Wat is de anatomie van de rug?
De anatomie van de rug verwijst naar de spieren van de rug, evenals de botten van de schouderbladen, ribbenkast en wervelkolom. De rugspieren bedekken een uitgestrektheid van de nek tot het stuitje en zijn verantwoordelijk voor een breed scala aan functies, van het verlengen van de wervelkolom tot het ophalen van de schouders. Deze spieren vergemakkelijken beweging door zich te hechten aan een of meer botten van de rug, hetzij aan de doornuitsteeksels van de wervels, de ribben of de schouderbladen. Velen hechten ook aan het achterste bekken. Een bespreking van de anatomie van de rug kan ook melding maken van de organen in de nabijheid van de rug, zoals de nieren en de longen, maar omdat de belangrijkste structuren die hier worden gevonden betrekking hebben op beweging en dragende functies, verwijzingen naar de anatomie van de rug hebben de neiging zich te concentreren op de botten en spieren.

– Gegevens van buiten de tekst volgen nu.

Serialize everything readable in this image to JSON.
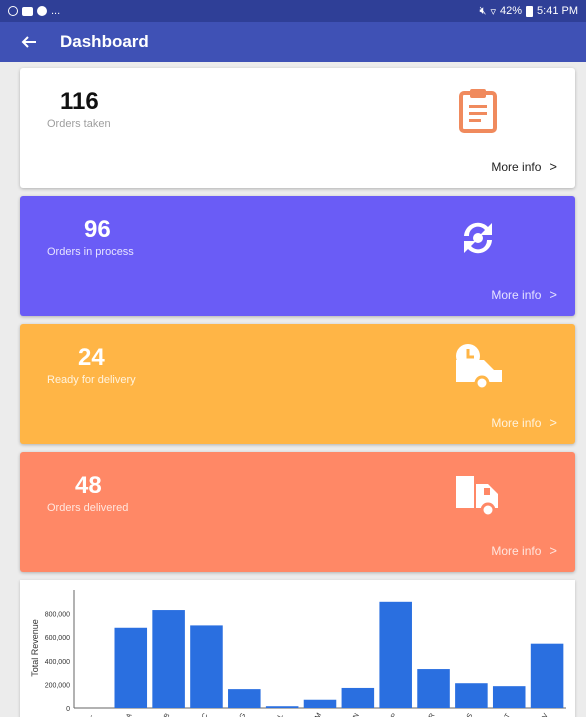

Omdat de wervelkolom de vorm van de rug bepaalt, evenals de structuur die aanleiding geeft tot een groot aantal spieren van de rug, is het misschien het belangrijkste onderdeel van de anatomie van de rug. Het strekt zich uit vanaf de basis van de schedel in het bekken en bestaat uit 33 gestapelde botten die bekend staan als wervels. Deze omvatten de cervicale wervels in de nek, de borstwervels van de ribbenkast in de boven- en middenrug, de lumbale wervels in de onderrug en de wervels die deel uitmaken van het bekken. Het lichaam van elke wervel wordt gescheiden van die boven en onder door een schokabsorberende tussenwervelschijf, en elke wervel heeft verschillende benige uitsteeksels die bekend staan als spinale processen die naar achteren en aan weerszijden van het lichaam uitsteken. Aan deze processen hechten de spieren die de wervelkolom bewegen zich.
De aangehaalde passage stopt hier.